Excel BI - PowerQuery Challenge 286

excel-challenges
power-query
Split the amount on the basis of number of animals and / or food. If there are more than one food, then same number of entries would appear in Amount column also.
Published

March 24, 2026

Illustration for Excel BI - PowerQuery Challenge 286

Challenge Description

Split the amount on the basis of number of animals and / or food. If there are more than one food, then same number of entries would appear in Amount column also.

Solutions

library(tidyverse)
library(readxl)

path = "Power Query/200-299/286/PQ_Challenge_286.xlsx"
input = read_excel(path, range = "A1:C6")
test = read_excel(path, range = "F1:H13")

result = input %>%
  mutate(rn = row_number()) %>%
  separate_rows(1:3, sep = ", ") %>%
  group_by(rn, Food) %>%
  mutate(
    Amount = ifelse(
      n_distinct(Animals) > n_distinct(Food) & n_distinct(Amount) == 1,
      as.numeric(Amount) / n_distinct(Animals),
      as.numeric(Amount)
    )
  ) %>%
  ungroup() %>%
  select(Animal = Animals, Food, Amount)

all.equal(result, test, check.attributes = FALSE)
# TRUE

  • Logic:

    • Reads the workbook range needed for the challenge

    • Aggregates or ranks values at the relevant grouping level

    • Builds helper columns that drive the final output

  • Strengths:

    • The R solution stays close to the workbook logic and keeps the transformation compact.
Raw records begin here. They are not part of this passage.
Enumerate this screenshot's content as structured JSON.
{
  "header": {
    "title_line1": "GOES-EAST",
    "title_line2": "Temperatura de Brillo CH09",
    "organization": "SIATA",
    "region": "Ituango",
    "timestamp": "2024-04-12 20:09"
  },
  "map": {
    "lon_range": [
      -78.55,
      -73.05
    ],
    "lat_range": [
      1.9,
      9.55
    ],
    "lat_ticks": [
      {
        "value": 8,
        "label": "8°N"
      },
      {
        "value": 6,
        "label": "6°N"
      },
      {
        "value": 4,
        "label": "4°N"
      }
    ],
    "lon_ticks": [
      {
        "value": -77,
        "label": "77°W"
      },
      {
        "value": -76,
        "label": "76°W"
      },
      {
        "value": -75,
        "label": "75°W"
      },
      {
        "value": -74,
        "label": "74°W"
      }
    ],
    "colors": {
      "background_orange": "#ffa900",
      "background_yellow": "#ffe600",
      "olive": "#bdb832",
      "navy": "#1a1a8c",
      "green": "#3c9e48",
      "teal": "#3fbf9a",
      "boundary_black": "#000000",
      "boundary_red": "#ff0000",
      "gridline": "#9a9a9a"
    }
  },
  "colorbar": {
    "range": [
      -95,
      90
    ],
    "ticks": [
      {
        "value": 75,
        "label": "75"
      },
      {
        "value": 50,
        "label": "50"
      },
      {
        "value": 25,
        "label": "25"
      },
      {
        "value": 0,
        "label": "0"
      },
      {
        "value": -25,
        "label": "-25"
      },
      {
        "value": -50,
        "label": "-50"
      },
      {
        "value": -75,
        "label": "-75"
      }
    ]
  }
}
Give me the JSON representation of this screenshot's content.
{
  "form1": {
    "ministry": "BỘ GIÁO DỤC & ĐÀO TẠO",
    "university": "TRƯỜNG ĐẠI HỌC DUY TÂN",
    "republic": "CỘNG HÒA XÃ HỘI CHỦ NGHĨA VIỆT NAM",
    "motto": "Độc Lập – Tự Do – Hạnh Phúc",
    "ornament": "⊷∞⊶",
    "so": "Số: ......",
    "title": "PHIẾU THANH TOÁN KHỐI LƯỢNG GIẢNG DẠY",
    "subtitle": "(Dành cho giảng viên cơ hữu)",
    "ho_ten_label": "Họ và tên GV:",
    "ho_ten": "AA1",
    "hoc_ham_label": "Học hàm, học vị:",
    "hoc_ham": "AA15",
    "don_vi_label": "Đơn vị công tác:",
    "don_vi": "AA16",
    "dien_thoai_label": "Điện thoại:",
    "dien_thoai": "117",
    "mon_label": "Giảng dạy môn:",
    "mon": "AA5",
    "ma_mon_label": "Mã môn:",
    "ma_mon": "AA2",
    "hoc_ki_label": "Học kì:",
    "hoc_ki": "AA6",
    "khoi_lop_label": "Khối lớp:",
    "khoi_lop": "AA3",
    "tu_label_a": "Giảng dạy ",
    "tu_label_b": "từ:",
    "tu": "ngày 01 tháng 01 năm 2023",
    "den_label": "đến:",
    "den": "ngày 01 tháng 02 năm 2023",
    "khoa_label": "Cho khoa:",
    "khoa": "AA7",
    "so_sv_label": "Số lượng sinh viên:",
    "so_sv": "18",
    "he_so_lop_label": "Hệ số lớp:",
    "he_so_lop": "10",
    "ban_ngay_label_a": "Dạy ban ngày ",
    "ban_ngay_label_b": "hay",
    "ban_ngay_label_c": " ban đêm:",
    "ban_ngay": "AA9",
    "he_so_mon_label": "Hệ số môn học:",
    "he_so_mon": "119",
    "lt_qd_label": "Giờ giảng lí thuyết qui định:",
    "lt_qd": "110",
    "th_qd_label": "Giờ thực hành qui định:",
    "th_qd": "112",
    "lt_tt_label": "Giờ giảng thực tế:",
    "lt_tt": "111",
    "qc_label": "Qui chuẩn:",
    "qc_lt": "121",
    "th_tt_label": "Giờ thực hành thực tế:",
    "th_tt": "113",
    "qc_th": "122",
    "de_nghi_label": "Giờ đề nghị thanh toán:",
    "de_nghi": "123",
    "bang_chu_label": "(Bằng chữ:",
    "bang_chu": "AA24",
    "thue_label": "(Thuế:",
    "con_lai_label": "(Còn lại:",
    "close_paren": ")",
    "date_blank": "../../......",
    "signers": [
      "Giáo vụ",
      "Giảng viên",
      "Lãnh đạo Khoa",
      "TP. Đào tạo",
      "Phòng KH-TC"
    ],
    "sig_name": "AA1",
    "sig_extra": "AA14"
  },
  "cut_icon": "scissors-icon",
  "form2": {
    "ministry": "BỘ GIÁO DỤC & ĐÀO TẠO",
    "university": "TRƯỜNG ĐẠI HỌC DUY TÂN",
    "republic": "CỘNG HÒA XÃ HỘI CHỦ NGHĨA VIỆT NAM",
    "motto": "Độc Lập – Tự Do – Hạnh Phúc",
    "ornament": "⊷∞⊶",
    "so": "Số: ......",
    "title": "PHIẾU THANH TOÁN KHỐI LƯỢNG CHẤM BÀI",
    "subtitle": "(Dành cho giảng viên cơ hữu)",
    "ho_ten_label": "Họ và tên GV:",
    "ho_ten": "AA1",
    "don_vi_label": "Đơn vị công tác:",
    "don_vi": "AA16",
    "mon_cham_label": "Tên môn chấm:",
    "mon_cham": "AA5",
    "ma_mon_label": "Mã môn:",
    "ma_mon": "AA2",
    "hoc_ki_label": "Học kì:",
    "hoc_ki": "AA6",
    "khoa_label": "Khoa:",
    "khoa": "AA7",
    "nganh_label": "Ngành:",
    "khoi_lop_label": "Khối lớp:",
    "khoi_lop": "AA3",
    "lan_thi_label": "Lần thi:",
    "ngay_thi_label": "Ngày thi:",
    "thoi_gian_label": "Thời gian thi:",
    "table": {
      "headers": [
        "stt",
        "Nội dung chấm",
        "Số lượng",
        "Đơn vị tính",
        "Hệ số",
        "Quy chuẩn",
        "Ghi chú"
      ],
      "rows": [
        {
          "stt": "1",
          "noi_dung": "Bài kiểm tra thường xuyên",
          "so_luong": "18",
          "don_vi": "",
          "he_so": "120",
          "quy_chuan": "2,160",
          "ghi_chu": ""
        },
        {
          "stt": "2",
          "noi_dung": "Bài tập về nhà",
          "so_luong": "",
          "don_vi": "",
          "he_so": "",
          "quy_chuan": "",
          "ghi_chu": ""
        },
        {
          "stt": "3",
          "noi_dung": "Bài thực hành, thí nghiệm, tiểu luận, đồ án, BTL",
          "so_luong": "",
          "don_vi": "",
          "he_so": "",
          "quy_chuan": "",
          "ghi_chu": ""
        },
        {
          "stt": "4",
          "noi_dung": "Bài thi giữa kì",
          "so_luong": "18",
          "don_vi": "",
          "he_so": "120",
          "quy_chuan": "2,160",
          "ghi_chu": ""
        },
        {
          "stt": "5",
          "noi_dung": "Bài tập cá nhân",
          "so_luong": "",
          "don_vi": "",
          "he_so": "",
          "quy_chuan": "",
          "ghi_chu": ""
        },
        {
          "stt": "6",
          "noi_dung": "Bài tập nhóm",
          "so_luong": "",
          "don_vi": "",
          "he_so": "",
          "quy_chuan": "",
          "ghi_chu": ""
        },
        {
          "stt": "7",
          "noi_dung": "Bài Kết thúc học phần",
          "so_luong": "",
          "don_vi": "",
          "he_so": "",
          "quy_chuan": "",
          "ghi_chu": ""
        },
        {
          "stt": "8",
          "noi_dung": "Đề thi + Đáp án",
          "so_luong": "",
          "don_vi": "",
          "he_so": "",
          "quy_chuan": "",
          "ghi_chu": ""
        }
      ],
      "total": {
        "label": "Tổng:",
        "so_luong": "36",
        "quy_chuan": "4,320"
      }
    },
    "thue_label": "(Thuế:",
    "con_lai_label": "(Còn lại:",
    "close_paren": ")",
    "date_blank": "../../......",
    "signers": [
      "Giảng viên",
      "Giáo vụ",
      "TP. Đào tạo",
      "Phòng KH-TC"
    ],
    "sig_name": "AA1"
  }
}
  • Areas for Improvement:

    • The code assumes the workbook layout and selected ranges remain stable.

  • Gem:

    • The best part of the solution is choosing the right intermediate shape before formatting the final output.
import pandas as pd
import re

path = "200-299/286/PQ_Challenge_286.xlsx"
input = pd.read_excel(path, usecols="A:C", nrows=5)
test = pd.read_excel(path, usecols="F:H", nrows=13).rename(columns=lambda x: x.replace('.1', ''))

input['rn'] = input.index
cols = ['Animals', 'Food', 'Amount']
input[cols] = input[cols].applymap(lambda x: re.split(r',\s*', x) if isinstance(x, str) and ',' in x else [x])
input['max_len'] = input[cols].applymap(len).max(axis=1)
input['Food_set_len'] = input['Food'].apply(lambda x: len(set(x)))
input['Animals_set_len'] = input['Animals'].apply(lambda x: len(set(x)))
input['Amount'] = input['Amount'].apply(lambda x: [float(i) for i in x])

def expand_row(row):
    for col in cols:
        row[col] = (row[col] * row['max_len'])[:row['max_len']]
    return row

input = input.apply(expand_row, axis=1)
input = input.explode(cols, ignore_index=True)
input['Amount'] = input.apply(
    lambda row: int(row['Amount'] / row['Animals_set_len']) if row['Food_set_len'] < row['Animals_set_len'] else int(row['Amount']),
    axis=1
).astype('int64')
input = input[['Animals', 'Food', 'Amount']]
input = input.rename(columns={'Animals': 'Animal'})

print(input.equals(test)) # True

  • Logic:

    • Reads the workbook range needed for the challenge

    • Uses direct pattern parsing where the workbook encodes logic in text

    • Applies the rule iteratively until the output is complete

  • Strengths:

    • The Python version follows the same workbook rule in a direct pandas-oriented implementation.

  • Areas for Improvement:

    • As with the R version, any workbook layout change would require small adjustments.

  • Gem:

    • The implementation stays close to the source challenge instead of adding unnecessary abstraction.

Difficulty Level

This task is moderate:

  • It combines reshaping, grouping, or parsing steps that are common in Power Query style problems.

  • The main challenge is reproducing the workbook output structure exactly.